Publisher's Summary:
Corn is king in the Heartland, and Cael McAvoy has had enough of it. It’s the only crop the Empyrean government allows the people of the Heartland to grow — and the genetically modified strain is so aggressive that it takes everything the Heartlanders have just to control it. As captain of the Big Sky Scavengers, Cael and his crew sail their rickety ship over the corn day after day, scavenging for valuables, trying to earn much-needed ace notes for their families. But Cael’s tired of surviving life on the ground while the Empyrean elite drift by above in their extravagant sky flotillas. He’s sick of the mayor’s son besting Cael’s crew in the scavenging game. And he’s worried about losing Gwennie — his first mate and the love of his life — forever when their government-chosen spouses are revealed. But most of all, Cael is angry — angry that their lot in life will never get better and that his father doesn’t seem upset about any of it. Cael’s ready to make his own luck . . . even if it means bringing down the wrath of the Empyrean elite and changing life in the Heartland forever.

My Review: 
As my regular readers know, I don't do a lot of YA books, and one reason is that they are often more violent and dystopian than I like. In many ways, that was true of Under the Empyrean Sky. But it's also a very well-written book.

Here's what I liked: it's a complex story with plot twists I never saw coming (as well as some I did). Teen angst was minimal, because these teens have real nasty lives to deal with. There is a realistic conflict, or at least tension, between Cael and his father. 

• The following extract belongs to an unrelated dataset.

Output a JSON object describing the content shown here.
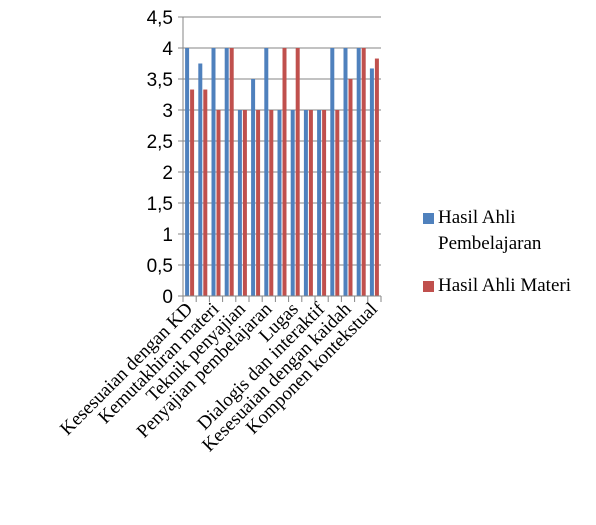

What I disliked: This is dark! The Heartland sucks. And there is a lot of violence in the book. Obviously, none of these things is necessarily bad. They just aren't to my taste so much. A more significant criticism is that, as with so many YA novels, a lot of stuff goes wrong because the adults and teens aren't talking to each other. This may be realistic in some ways, but I think those parents need some lessons in parenting, the way they hide stuff from nearly-grown kids, stuff the kids really need to know!

What intrigued me, and will probably make me read on: There's a lot still to learn about this world Wendig has created. I want to know more about it and how it works--especially what's out beyond the Heartland? I do find that I'm almost more interested in that than in the characters, which is not so good.

This is definitely a book for older teens. But I think a lot of older teens will really like it, especially those who are sick of vampires and moony females.

Full Disclosure: I purchased Under the Empyrean Sky, and received nothing from the writer or publisher in exchange for my honest review.  The opinions expressed are my own and those of no one else.  I am disclosing this in accordance with the Federal Trade Commission's 16 CFR, Part 255: "Guides Concerning the Use of Endorsements and Testimonials in Advertising."